Life without Facebook… it’s a barren wasteland.
Okay, no, not really. It’s been less than a week since I deactivated my account and in many ways it’s been good. I’ve spent less time stuffing around on my computer, but I am realising that I haven’t necessarily spent less time stuffing around in general. I still play computer games, read books, crash out on the couch watching telly and hang out with friends. Getting rid of Facebook hasn’t stopped me wasting time, if that’s what it is. (Sometimes it is. Sometimes it’s how I deliberately choose to spend my time.)
I wasn’t entirely sure what I hoped to achieve by deactivating Facebook. It was a sudden decision which was largely fuelled by my inability to sleep and my insomnia-driven obsession with Facebook, coupled with the feeling that all my creativity was being channeled into status updates instead of other forms of writing. Ages ago, a friend told me that he’d given up Twitter and was drastically minimising his Facebook usage because he felt it was sapping his creativity. At the time I kind of understood, but not really. Now I do. Things happen in life, ordinary things, and I find myself thinking about how I can frame it in a funny or thought-provoking way for Facebook. I have a blog, and I complain to myself that I’m out of ideas, yet I spend ages thinking up witty status updates while my blog sits here untouched. The witty status update is not a bad thing, but I really don’t want it to be the only thing I write.
However, in the past not-quite-a-week I have missed Facebook. I haven’t missed my obsessiveness with it, but I’ve missed my friends. I keep wondering what certain people are up to, and honestly, I don’t have time to check in with all of them individually. And there are some people who have moved around a lot and I have no idea how to contact them outside Facebook.

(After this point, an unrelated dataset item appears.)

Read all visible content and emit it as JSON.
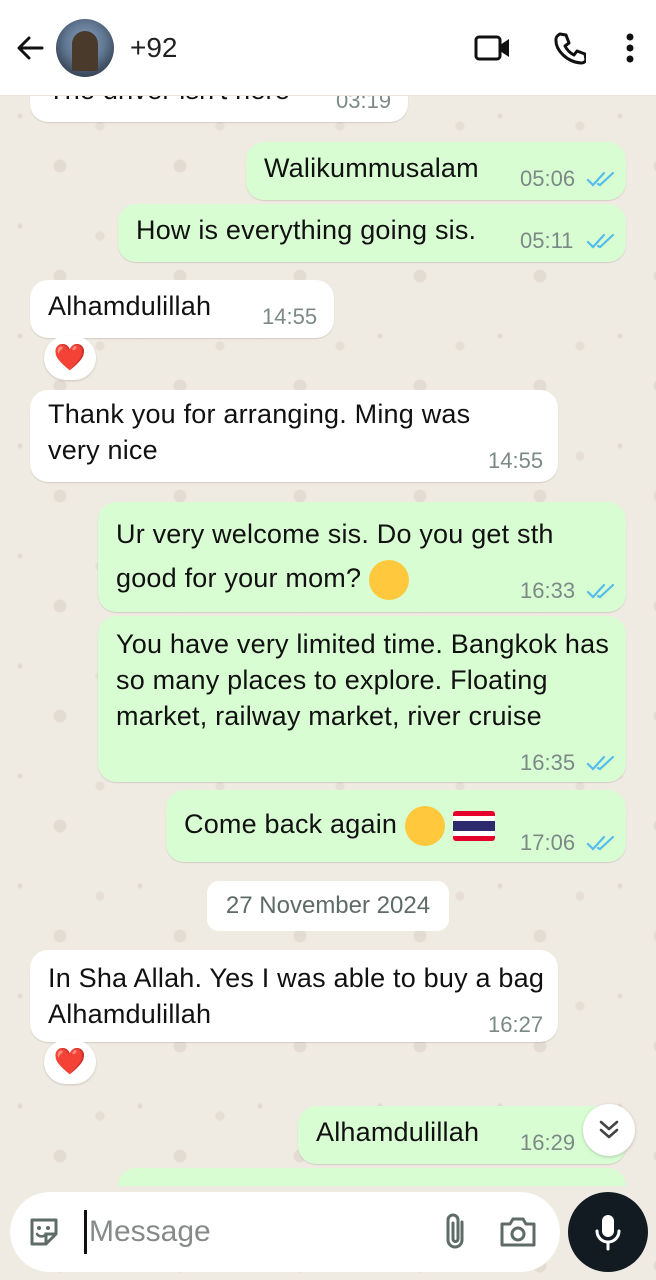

So I’m reactivating my account. There is a part of me that feels a bit pathetic, like I couldn’t even hack a week without Facebook. Maybe that’s true. But maybe… maybe I don’t actually have to prove anything. I stepped away from it, and in doing so I re-set some of my buttons. That’s been helpful. Is there a rule about how long I have to be away for it to be a “real” break? I don’t think so. I’m choosing to step back into Facebook. I think I’ll probably use it differently in some ways – there are already some posts and people I plan to block, because I can see now that they were causing me stress – and maybe I’ll even use it less often. I don’t know. I am going to make more of an effort to turn my status updates into blog entries when I can, and I’m kind of looking forward to stretching myself that way. And the rest of the time I’ll be checking out people’s photos, laughing at dumb jokes, getting annoyed with ads, rolling my eyes at utter stupidity, listening to friends, talking nonsense, having good conversations and wasting some time. You know… just like real life.